The challenge in the western, oily window of the Utica shale play in Ohio is that the reservoir there tends to be normally pressured, according to John Richels, president and chief executive of Devon Energy Corp., which has 235,000 net acres over the Utica as part of a $2.5-billion joint venture with Sinopec Corp.

Hydrocarbons in normally pressured reservoirs don’t flow as easily to the surface as oil and gas that are in an environment that is higher pressured than the surface pressure. And, oil, which is a larger molecule than natural gas, has an even harder time escaping the rock.

So, “the way to get the oil out…, you need to have some permeability,” he told some of the more than 1,600 attendees registered for the IPAA’s 18th annual OGIS New York investment symposium last week.

Permeability is a measure of how easily hydrocarbons can move through rock; porosity is a measure of the size of natural openings in the rock.

“The good news is we are finding a lot of good permeability there,” Richels said.

Devon put its Ohio Utica leasehold in the 1.4-million-net-acre JV with Sinopec along with new-venture leasehold in four other plays in January:

--265,000 net acres over the deep Tuscaloosa Marine shale in southeastern Louisiana and southwestern Mississippi that is at about 11,000 to 15,000 feet and where Richels says the commercial challenge is the well cost;

--350,000 net acres in Michigan that are prospective for Utica shale and A1 carbonate production;

--215,000 net acres in Oklahoma over the shallow Mississippi Lime at about 4,500 to 6,500 feet; and

--320,000 net acres (220,000 in the Powder River Basin and 100,000 in the Denver-Julesburg Basin) over the Niobrara shale in the Rockies.
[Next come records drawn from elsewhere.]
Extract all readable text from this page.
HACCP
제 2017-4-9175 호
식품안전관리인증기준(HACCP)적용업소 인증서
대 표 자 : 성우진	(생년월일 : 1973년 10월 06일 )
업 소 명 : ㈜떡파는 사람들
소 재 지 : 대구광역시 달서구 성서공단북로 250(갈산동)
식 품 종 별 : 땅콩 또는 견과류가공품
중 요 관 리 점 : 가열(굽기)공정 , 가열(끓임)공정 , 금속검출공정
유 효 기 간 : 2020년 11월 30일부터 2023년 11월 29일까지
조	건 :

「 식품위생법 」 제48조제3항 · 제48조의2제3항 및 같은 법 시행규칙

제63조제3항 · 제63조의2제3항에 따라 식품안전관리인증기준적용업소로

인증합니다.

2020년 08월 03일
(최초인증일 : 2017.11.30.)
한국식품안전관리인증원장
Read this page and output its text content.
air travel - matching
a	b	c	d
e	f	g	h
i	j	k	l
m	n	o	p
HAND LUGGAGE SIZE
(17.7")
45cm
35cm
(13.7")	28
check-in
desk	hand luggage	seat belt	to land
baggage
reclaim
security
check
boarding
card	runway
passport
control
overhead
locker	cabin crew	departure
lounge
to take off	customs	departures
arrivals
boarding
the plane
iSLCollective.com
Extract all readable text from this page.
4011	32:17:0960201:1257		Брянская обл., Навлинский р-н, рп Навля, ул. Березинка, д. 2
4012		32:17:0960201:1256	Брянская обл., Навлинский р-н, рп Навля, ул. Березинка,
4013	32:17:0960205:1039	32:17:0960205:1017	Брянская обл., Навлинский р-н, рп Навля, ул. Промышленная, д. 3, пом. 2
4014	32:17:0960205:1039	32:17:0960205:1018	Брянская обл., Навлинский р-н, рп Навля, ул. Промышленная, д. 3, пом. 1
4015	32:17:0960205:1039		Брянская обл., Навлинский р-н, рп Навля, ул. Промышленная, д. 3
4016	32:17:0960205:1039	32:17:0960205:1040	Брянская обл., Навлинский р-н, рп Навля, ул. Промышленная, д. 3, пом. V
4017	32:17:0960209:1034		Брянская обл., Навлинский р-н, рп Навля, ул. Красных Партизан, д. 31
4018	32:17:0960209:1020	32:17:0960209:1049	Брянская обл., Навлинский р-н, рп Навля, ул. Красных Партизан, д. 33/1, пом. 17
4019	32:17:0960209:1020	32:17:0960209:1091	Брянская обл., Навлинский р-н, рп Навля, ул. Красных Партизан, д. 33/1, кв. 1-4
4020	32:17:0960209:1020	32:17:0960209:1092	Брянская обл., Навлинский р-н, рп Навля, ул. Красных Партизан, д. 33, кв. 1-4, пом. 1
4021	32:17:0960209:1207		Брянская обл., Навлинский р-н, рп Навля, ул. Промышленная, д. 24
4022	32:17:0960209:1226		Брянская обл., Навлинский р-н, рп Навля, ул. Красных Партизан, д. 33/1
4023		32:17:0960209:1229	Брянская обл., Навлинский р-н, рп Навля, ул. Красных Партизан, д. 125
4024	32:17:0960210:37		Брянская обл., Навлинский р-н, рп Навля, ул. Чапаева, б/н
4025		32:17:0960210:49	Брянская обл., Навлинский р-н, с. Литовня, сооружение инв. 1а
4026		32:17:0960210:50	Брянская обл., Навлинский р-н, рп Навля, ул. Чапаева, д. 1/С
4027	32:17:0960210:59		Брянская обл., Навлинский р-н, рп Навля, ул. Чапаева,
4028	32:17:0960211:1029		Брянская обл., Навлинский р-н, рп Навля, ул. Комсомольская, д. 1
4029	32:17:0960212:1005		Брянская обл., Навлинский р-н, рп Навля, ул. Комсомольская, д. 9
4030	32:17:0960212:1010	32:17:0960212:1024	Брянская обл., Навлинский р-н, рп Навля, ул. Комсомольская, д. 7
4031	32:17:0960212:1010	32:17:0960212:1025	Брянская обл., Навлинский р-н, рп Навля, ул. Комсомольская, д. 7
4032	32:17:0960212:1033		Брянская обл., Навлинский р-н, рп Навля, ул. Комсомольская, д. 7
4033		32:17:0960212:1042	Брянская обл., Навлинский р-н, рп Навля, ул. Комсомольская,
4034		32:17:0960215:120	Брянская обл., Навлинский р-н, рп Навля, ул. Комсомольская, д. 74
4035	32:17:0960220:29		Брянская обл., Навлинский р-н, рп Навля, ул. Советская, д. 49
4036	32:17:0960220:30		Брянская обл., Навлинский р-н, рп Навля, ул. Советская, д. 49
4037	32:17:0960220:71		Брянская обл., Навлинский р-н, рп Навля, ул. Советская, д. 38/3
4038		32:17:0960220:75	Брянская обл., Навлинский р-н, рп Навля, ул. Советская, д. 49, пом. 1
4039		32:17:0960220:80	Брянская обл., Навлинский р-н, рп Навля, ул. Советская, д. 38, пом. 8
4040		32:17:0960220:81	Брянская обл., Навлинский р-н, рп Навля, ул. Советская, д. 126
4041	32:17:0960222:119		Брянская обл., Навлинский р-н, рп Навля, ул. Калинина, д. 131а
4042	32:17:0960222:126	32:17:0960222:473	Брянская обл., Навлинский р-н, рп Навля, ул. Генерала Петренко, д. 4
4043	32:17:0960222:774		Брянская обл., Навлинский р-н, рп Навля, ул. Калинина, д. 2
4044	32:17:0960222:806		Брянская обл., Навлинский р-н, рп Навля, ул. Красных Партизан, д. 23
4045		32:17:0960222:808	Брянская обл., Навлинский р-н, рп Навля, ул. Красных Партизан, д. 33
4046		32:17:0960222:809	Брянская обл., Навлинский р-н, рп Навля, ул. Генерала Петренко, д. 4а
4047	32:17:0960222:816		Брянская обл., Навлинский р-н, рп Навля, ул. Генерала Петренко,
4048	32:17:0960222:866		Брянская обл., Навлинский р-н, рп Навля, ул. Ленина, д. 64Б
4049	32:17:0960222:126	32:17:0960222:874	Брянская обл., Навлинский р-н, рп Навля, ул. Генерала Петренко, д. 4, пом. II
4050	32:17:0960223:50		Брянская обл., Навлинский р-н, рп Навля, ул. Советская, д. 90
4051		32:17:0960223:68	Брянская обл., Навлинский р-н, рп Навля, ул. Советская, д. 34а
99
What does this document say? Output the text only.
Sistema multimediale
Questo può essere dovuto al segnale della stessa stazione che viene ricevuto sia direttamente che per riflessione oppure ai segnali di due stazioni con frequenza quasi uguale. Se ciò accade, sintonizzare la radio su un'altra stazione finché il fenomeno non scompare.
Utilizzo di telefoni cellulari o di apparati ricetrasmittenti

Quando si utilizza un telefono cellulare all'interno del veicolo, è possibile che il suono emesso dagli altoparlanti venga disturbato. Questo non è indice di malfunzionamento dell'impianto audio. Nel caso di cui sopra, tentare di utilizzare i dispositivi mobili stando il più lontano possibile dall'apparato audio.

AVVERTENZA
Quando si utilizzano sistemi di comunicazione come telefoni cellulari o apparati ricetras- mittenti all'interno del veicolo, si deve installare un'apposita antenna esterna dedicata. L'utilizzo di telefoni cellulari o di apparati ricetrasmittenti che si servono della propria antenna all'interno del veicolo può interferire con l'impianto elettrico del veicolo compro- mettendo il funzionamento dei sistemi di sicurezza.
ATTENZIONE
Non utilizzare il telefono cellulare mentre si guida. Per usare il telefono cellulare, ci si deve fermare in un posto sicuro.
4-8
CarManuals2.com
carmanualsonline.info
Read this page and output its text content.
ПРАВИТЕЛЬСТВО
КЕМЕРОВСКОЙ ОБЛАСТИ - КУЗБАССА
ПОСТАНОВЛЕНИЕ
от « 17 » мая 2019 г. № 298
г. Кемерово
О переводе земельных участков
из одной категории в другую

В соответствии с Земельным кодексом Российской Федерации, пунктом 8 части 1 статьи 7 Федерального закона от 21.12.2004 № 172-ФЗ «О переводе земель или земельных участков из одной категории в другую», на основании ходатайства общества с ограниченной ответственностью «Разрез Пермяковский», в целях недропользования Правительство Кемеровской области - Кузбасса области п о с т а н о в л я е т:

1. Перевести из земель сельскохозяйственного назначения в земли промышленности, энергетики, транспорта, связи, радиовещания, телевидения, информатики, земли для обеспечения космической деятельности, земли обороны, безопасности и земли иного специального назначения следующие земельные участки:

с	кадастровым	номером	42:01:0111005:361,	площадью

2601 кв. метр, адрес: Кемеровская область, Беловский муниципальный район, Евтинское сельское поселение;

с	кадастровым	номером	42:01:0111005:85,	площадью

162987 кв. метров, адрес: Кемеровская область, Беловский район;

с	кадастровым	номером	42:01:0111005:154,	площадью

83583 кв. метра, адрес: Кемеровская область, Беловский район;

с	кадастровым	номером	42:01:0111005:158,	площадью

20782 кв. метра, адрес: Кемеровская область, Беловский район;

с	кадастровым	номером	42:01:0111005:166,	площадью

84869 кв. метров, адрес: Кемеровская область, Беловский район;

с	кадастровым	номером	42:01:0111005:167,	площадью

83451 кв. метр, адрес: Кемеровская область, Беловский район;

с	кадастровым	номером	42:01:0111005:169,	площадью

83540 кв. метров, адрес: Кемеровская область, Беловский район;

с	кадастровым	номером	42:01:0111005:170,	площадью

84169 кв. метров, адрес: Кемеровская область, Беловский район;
Why five plays in a single JV? Richels said the total $1.6 billion of drilling costs Sinopec has committed to spend in the JV—Sinopec paid $900 million of the $2.5-billion arrangement in cash upfront—will roll from one play to another as the prospectivity of each is better determined. In the JV, Devon drills the wells, and Sinopec pays a portion of the costs—or a “drilling carry”—to earn a 33% working interest in each.

“We’re going to find hydrocarbons in all of them,” but some may be more economic than others, Richels said in New York.

Some 125 wells will be drilled across the five plays, total, by the end of this year. Possibly, “three of them work and others don’t work as well.” In that case, “we can put all of the (remaining) money (into these) and move the other ones out.”